Developing SDK Applications with XR

  1. For embed SDK applications (or bundle applications hosted on another origin), make sure the iframe that loads the showcase.html file has the attribute allow='xr-spatial-tracking'. This is already set for our SDK embed examples.

  2. There are two ways to connect to a local development server from a headset:

    • Port forward over USB so the headset will transparently connect to the computer’s localhost
    • Enable HTTPS and connect to the IP of the development machine on the local network

In either case, you can also develop in the computer’s browser using a WebXR emulator extension at the same time, though we recommend exercising caution, as many WebXR APIs available to a computer browser will not work on the headset.

Port Forwarding

The most direct way to do XR development is to port forward between the headset and your development machine, so that going to localhost:8000 on the headset will connect to another computer’s local development environment. For android-based headsets that are connected over USB, the commands to do this are as follows:

adb devices

will retrieve the device ID, which can be inserted into this command

adb -s <INSERT-DEVICE-ID> reverse tcp:8000 tcp:8000

to create the port forward. If you are using the Meta Quest Developer Hub, you can create a Custom Command to do this second command for various ports, as USB device IDs tend not to change.

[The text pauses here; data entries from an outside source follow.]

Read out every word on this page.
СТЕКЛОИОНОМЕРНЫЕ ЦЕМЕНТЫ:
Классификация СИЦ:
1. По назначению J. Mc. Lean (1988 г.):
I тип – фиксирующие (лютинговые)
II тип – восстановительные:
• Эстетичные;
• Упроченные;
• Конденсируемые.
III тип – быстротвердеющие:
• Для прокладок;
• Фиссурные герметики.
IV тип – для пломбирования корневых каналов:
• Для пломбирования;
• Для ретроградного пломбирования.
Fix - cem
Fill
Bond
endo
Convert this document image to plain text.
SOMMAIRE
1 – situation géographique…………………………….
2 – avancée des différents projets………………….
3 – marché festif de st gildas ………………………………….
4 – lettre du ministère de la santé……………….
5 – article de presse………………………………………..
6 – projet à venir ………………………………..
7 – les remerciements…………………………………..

Once the port forward is connected, going to http://localhost:8000 on the headset will open anything served from that port on your local machine.

For many headsets, this will allow activating XR mode even without HTTPs, as browsers often have an exception to allow enabling XR on non-SSL connections for localhost.

Connecting on a Local Network Connection

For a headset to access a development server without port forwarding generally requires enabling https on your development server. In webpack-dev-server, which is what the SDK examples use, that looks something like this:

  module.exports = {
    devServer: {
      https: true

See Webpack dev-server for more details.

In some cases, you may need to add exceptions to your computer’s firewall system to enable accessing the ports you are serving from.

Note that you will also have to add the development IP address to your SDK key’s allowed hosts in Account Settings -> Developer Tools. Local network IPs can change, so you also may want to set up a reserved DHCP IP in this case.

Remote debugging Android devices over USB

With either of the above techniques, in order to step through and see console messages from the code running on the headset, you will need to use some form of remote debugging. If the headset SDK tools don’t provide this directly, and the headset is based on Android (like the Meta Quest), you can use Chrome Remote Debugging to interact with the software running on the headset.